Zur Präsentation wurde zum Govtech-Campus eingeladen, einem Start-up-Bau im Berliner Stadtteil Wedding, dort also, wo die Hauptstadt sich gerade erst aufmacht, schick zu werden. Und so wird sich auf dem Podium auch bald geduzt. Der Staat lernt neue Umgangsformen. Govtech steht für Government Technology und IT-Lösungen für die Verwaltung.
Co-Working ist im öffentlichen Dienst schwer umzusetzen
Der Bund ist deshalb beim Govtech-Campus miteingestiegen. Doch hat das angestrebte neue Arbeiten in den lichtdurchfluteten offenen Räumen auch seine dienstrechtlichen Probleme: „Co-Working ist im öffentlichen Dienst schwer umzusetzen“, gesteht Markus Richter, der als Staatssekretär im Bundesinnenministerium für die Digitalisierung der Verwaltung zuständig ist. Wo Dezernate und Ressortdenken herrschen, wird übergreifende Projektarbeit schwierig.
Österreich ging einen anderen Weg, wie Margarete Schramböck ausführt. Früher war sie als Managerin in Techunternehmen aktiv, unter anderem als Chefin von A1 Telekom Austria, ehe sie vor drei Jahren für die christdemokratische ÖVP in die Regierung wechselte. Dort hat sie unter anderem einen sogenannten Innovation Hub angeschoben: einen Fonds von 600 Millionen Euro, der eigene IT-Lösungen für die Verwaltung entwickelt und sich damit teure Lizenzen und Abhängigkeiten von Softwareunternehmen erspart. Geld gibt es aber nur, wenn sich mindestens zwei Ressorts an einem Projekt beteiligen. „Wir müssen raus aus dem Silodenken“, sagt Schramböck der Frankfurter Rundschau.

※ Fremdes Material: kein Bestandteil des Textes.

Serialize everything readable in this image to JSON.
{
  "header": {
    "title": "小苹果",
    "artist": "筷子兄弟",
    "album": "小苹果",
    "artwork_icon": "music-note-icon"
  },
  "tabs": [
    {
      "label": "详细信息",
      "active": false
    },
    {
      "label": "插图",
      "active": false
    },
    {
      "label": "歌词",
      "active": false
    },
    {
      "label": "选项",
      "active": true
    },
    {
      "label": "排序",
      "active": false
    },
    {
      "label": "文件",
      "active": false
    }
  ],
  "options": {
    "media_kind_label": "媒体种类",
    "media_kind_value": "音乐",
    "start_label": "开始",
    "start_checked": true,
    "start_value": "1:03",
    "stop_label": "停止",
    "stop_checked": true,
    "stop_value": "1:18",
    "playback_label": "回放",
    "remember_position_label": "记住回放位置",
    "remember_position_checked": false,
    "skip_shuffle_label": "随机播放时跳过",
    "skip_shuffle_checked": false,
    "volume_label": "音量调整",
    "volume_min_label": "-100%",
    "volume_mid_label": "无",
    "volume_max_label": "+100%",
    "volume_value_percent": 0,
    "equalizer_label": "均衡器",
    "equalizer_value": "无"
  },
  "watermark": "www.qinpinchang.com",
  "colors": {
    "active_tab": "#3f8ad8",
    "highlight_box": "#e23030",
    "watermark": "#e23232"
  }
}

Österreich hat 100 Millionen Arbeitsstunden eingespart
Ihr geht es um bürgernahe Verwaltung und um Effizienz, mehr aber noch um den demografischen Wandel. Österreich hat allein durch die Digitalisierung der Verwaltung rund hundert Millionen Arbeitsstunden eingespart. „Uns werden künftig schlicht die Mitarbeiter fehlen, um einfache Vorgänge händisch zu erledigen“, sagt Schramböck. Auch die Verwaltung bekommt den Fachkräftemangel zu spüren. Die Digitalisierung der Bürokratie ist also schlicht eine Notwendigkeit.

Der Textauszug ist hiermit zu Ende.